Pemberton Twp. dams set to be replaced

Posted: June 07, 2014

Three substandard dams in Pemberton Township - including two long classified as "high hazards" by the New Jersey Department of Environmental Protection - are expected to be replaced this summer as part of a $7.2 million contract. The project will remove the dams from a list of nearly 200 neglected and potentially dangerous dams that the state agency monitors.

"We're replacing the dams because we were instructed several years ago to bring them up to standard, or drain the lakes," Mayor David Patriarca said. "We didn't want our residents to lose their lakes, which are and always have been an integral part of our community."

The three earthen dams and spillways that hold back the man-made Country Lakes were built by a developer in 1954 and have deteriorated, attracting the DEP's attention a decade or more ago, Township Administrator Dennis Gonzalez said. He said the town bought the lakes in 1996. Public swimming, fishing, and nonmotorized boating are permitted at the lakes.

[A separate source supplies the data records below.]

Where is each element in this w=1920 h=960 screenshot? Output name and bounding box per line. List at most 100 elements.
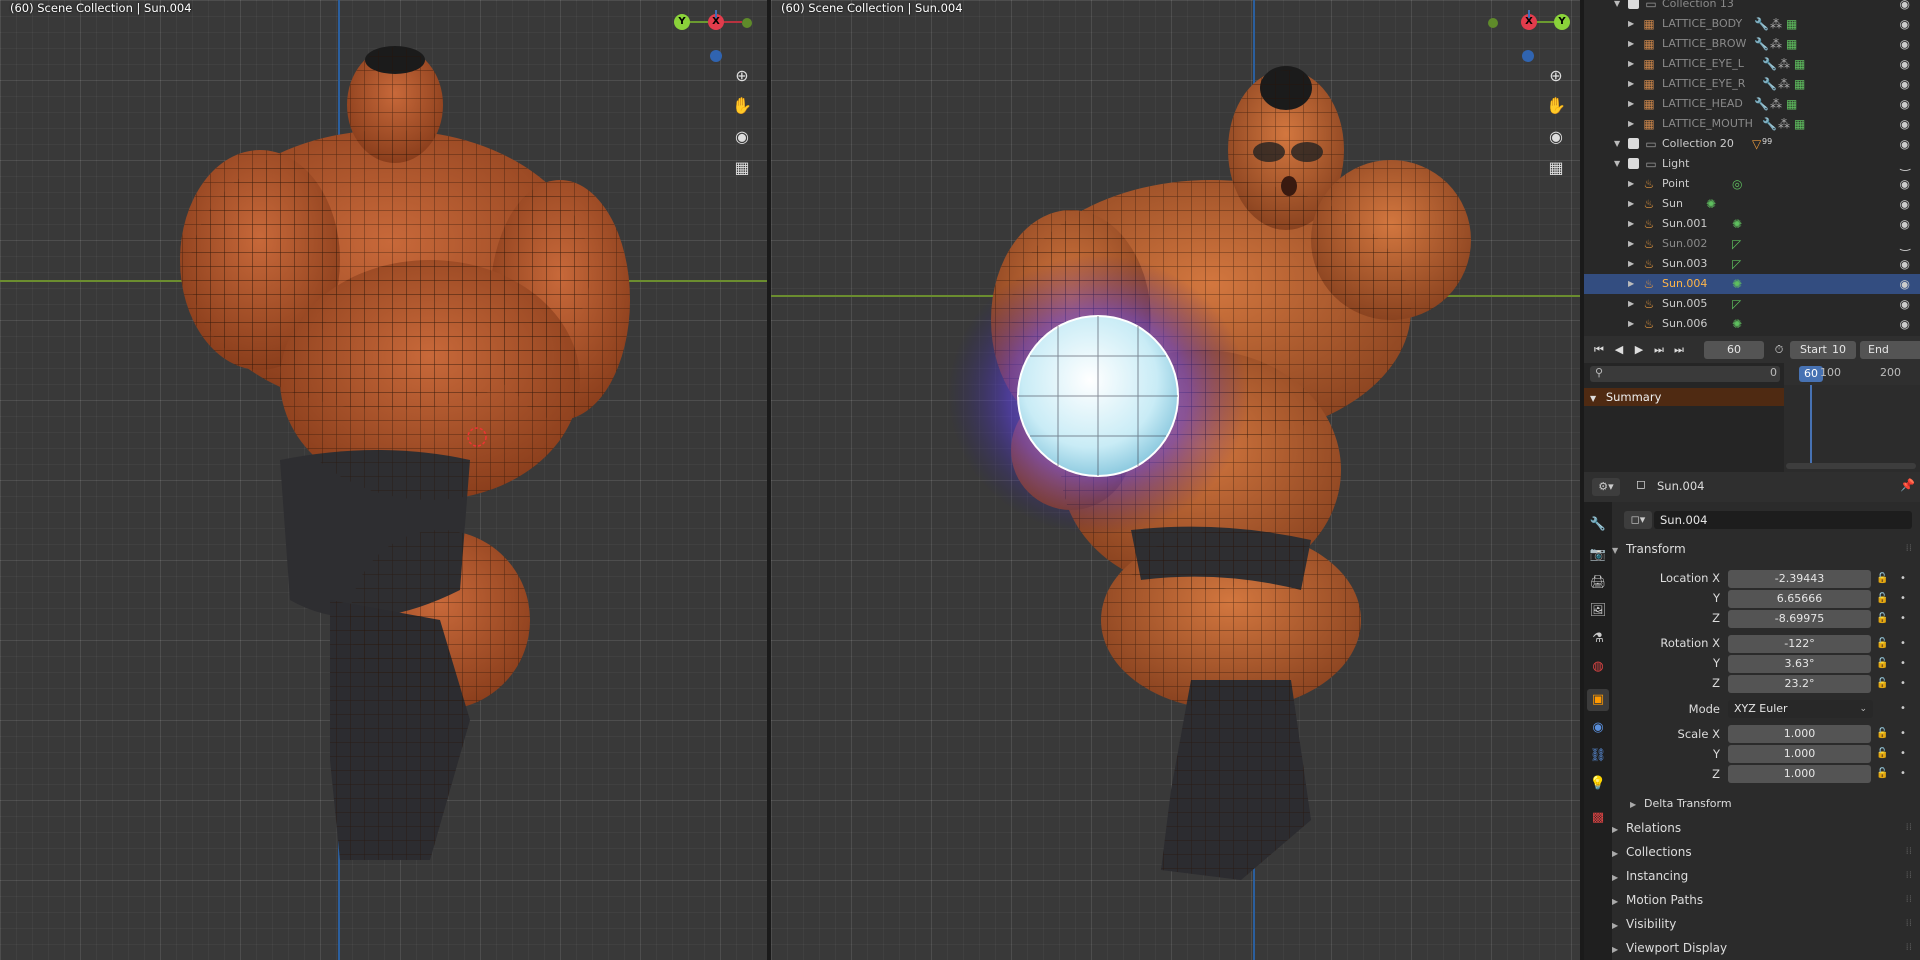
light-data-icon[interactable]: ◎: [1732, 174, 1742, 194]
play-icon[interactable]: ▶: [1630, 341, 1648, 358]
modifier-wrench-icon[interactable]: 🔧: [1762, 114, 1777, 134]
playhead-line[interactable]: [1810, 385, 1812, 465]
light-data-icon[interactable]: ✺: [1732, 314, 1742, 334]
editor-type-icon[interactable]: ⚙▾: [1592, 478, 1620, 496]
modifier-wrench-icon[interactable]: 🔧: [1762, 54, 1777, 74]
pin-icon[interactable]: 📌: [1900, 478, 1915, 492]
visibility-eye-icon[interactable]: ◉: [1900, 294, 1910, 314]
vertex-group-icon[interactable]: ⁂: [1778, 54, 1790, 74]
modifier-wrench-icon[interactable]: 🔧: [1762, 74, 1777, 94]
expand-icon[interactable]: ▶: [1628, 34, 1634, 54]
keyframe-dot-icon[interactable]: •: [1900, 638, 1906, 649]
expand-icon[interactable]: ▶: [1628, 94, 1634, 114]
gizmo-y-axis[interactable]: Y: [674, 14, 690, 30]
collapse-icon[interactable]: ▼: [1614, 154, 1620, 174]
lock-icon[interactable]: 🔓: [1876, 658, 1888, 669]
visibility-eye-icon[interactable]: ◉: [1900, 0, 1910, 14]
vertex-group-icon[interactable]: ⁂: [1770, 14, 1782, 34]
gizmo-z-axis[interactable]: [710, 50, 722, 62]
lattice-data-icon[interactable]: ▦: [1794, 74, 1805, 94]
lattice-data-icon[interactable]: ▦: [1786, 94, 1797, 114]
visibility-eye-icon[interactable]: ◉: [1900, 254, 1910, 274]
property-panel-header[interactable]: ▶ Relations ⁞⁞: [1612, 818, 1912, 838]
collapse-icon[interactable]: ▼: [1614, 0, 1620, 14]
outliner-collection-row[interactable]: ▼ ▭ Collection 20 ▽ 99 ◉: [1584, 134, 1920, 154]
outliner-collection-row[interactable]: ▼ ▭ Collection 13 ◉: [1584, 0, 1920, 14]
light-data-icon[interactable]: ✺: [1732, 274, 1742, 294]
visibility-eye-icon[interactable]: ◉: [1900, 74, 1910, 94]
expand-icon[interactable]: ▶: [1628, 254, 1634, 274]
light-data-icon[interactable]: ✺: [1732, 214, 1742, 234]
visibility-eye-icon[interactable]: ◉: [1900, 34, 1910, 54]
lock-icon[interactable]: 🔓: [1876, 638, 1888, 649]
lattice-data-icon[interactable]: ▦: [1794, 114, 1805, 134]
viewport-left[interactable]: (60) Scene Collection | Sun.004 Y X ⊕ ✋ …: [0, 0, 767, 960]
property-panel-header[interactable]: ▶ Visibility ⁞⁞: [1612, 914, 1912, 934]
light-data-icon[interactable]: ◸: [1732, 254, 1741, 274]
checkbox-icon[interactable]: [1628, 0, 1639, 9]
expand-icon[interactable]: ▶: [1628, 74, 1634, 94]
outliner[interactable]: ▼ ▭ Collection 13 ◉ ▶ ▦ LATTICE_BODY 🔧 ⁂ ▦ ◉ ▶ ▦ LATT…: [1584, 0, 1920, 336]
rotation-z-field[interactable]: 23.2°: [1728, 675, 1871, 693]
keyframe-dot-icon[interactable]: •: [1900, 613, 1906, 624]
vertex-group-icon[interactable]: ⁂: [1770, 34, 1782, 54]
drag-grip-icon[interactable]: ⁞⁞: [1906, 866, 1912, 886]
drag-grip-icon[interactable]: ⁞⁞: [1906, 818, 1912, 838]
pan-hand-icon[interactable]: ✋: [730, 94, 754, 118]
texture-tab-icon[interactable]: ▩: [1587, 807, 1609, 829]
visibility-eye-icon[interactable]: ◉: [1900, 94, 1910, 114]
lattice-data-icon[interactable]: ▦: [1786, 14, 1797, 34]
lock-icon[interactable]: 🔓: [1876, 613, 1888, 624]
jump-start-icon[interactable]: ⏮: [1590, 341, 1608, 358]
keyframe-dot-icon[interactable]: •: [1900, 748, 1906, 759]
object-browse-icon[interactable]: ◻▾: [1624, 511, 1652, 529]
zoom-icon[interactable]: ⊕: [730, 64, 754, 88]
timeline-graph[interactable]: 0 60 100 200: [1770, 363, 1920, 472]
grid-icon[interactable]: ▦: [1544, 156, 1568, 180]
end-frame-field[interactable]: End: [1860, 341, 1920, 359]
grid-icon[interactable]: ▦: [730, 156, 754, 180]
outliner-object-row[interactable]: ▶ ▦ LATTICE_EYE_L 🔧 ⁂ ▦ ◉: [1584, 54, 1920, 74]
keyframe-dot-icon[interactable]: •: [1900, 768, 1906, 779]
property-panel-header[interactable]: ▶ Collections ⁞⁞: [1612, 842, 1912, 862]
viewport-right[interactable]: (60) Scene Collection | Sun.004 X Y ⊕ ✋ …: [771, 0, 1580, 960]
outliner-object-row[interactable]: ▶ ♨ Sun.003 ◸ ◉: [1584, 254, 1920, 274]
light-data-icon[interactable]: ✺: [1706, 194, 1716, 214]
keyframe-dot-icon[interactable]: •: [1900, 703, 1906, 714]
property-panel-header[interactable]: ▶ Instancing ⁞⁞: [1612, 866, 1912, 886]
start-frame-field[interactable]: Start 10: [1790, 341, 1856, 359]
lock-icon[interactable]: 🔓: [1876, 593, 1888, 604]
lock-icon[interactable]: 🔓: [1876, 748, 1888, 759]
pan-hand-icon[interactable]: ✋: [1544, 94, 1568, 118]
property-panel-header[interactable]: ▶ Viewport Display ⁞⁞: [1612, 938, 1912, 958]
keyframe-dot-icon[interactable]: •: [1900, 573, 1906, 584]
camera-icon[interactable]: ◉: [730, 125, 754, 149]
visibility-eye-icon[interactable]: ◉: [1900, 314, 1910, 334]
scale-y-field[interactable]: 1.000: [1728, 745, 1871, 763]
object-name-input[interactable]: Sun.004: [1654, 511, 1912, 529]
expand-icon[interactable]: ▶: [1628, 174, 1634, 194]
zoom-icon[interactable]: ⊕: [1544, 64, 1568, 88]
modifier-wrench-icon[interactable]: 🔧: [1754, 94, 1769, 114]
visibility-hidden-icon[interactable]: ‿: [1900, 154, 1910, 174]
visibility-eye-icon[interactable]: ◉: [1900, 114, 1910, 134]
timeline-scrollbar[interactable]: [1786, 463, 1916, 469]
drag-grip-icon[interactable]: ⁞⁞: [1906, 914, 1912, 934]
visibility-eye-icon[interactable]: ◉: [1900, 214, 1910, 234]
delta-transform-panel[interactable]: ▶ Delta Transform: [1630, 794, 1912, 814]
stopwatch-icon[interactable]: ⏱: [1770, 341, 1788, 358]
visibility-eye-icon[interactable]: ◉: [1900, 14, 1910, 34]
gizmo-z-axis[interactable]: [1522, 50, 1534, 62]
outliner-object-row[interactable]: ▶ ♨ Sun.004 ✺ ◉: [1584, 274, 1920, 294]
lock-icon[interactable]: 🔓: [1876, 728, 1888, 739]
render-tab-icon[interactable]: 📷: [1587, 544, 1609, 566]
step-forward-icon[interactable]: ⏭: [1650, 341, 1668, 358]
keyframe-dot-icon[interactable]: •: [1900, 728, 1906, 739]
drag-grip-icon[interactable]: ⁞⁞: [1906, 890, 1912, 910]
location-x-field[interactable]: -2.39443: [1728, 570, 1871, 588]
outliner-object-row[interactable]: ▶ ▦ LATTICE_EYE_R 🔧 ⁂ ▦ ◉: [1584, 74, 1920, 94]
scale-z-field[interactable]: 1.000: [1728, 765, 1871, 783]
expand-icon[interactable]: ▶: [1628, 114, 1634, 134]
expand-icon[interactable]: ▶: [1628, 274, 1634, 294]
character-front-view[interactable]: [771, 0, 1580, 960]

A contract for the work was awarded to Loftus Construction of Cinnaminson, Gonzalez said. He said tree roots had undermined the aging embankments.

The DEP is monitoring more than 170 dams that have been classified in poor condition.

In Burlington County, 30 dams are deemed either poor or unsatisfactory, including nine that crumbled a decade ago when torrential rain fell during a 1,000-year storm and swelled the Rancocas Creek and its tributaries.

According to a list provided by the DEP, the nine include two Kenilworth Lake dams and the Union Mill Lake Dam, all in Evesham Township; Upper Stokes Dam and the Mimosa Lake Dam in Medford Township; the Quoque Dam in Medford Lakes; the Batsto Lake Dam in Washington Township; the Sooy Dam in Woodland Township; and the Old Forge Lake Dam in Southampton. The private owners of Upper Stokes Dam were fined $3,750 last year for ignoring orders to make repairs, the DEP reported.

The remaining 37 dams that burst or were damaged during the July 12, 2004, storm in Burlington County have been fixed. Among that group is the Bayberry Street Dam in Pemberton Township, which Gonzalez said was replaced about a month ago for about $900,000. He said FEMA was expected to reimburse the township more than $500,000 for the work.

Patriarca said the town council voted unanimously last week to fix the remaining three deficient dams at the same time this summer because they were a concern and the town was able to get a good price by combining the work. He said the town received 14 bids, the winning one of $10.5 million. The township will pay for the work by obtaining a bond, he said.

The lakes will not have to be closed while the work is in progress, Patriarca said.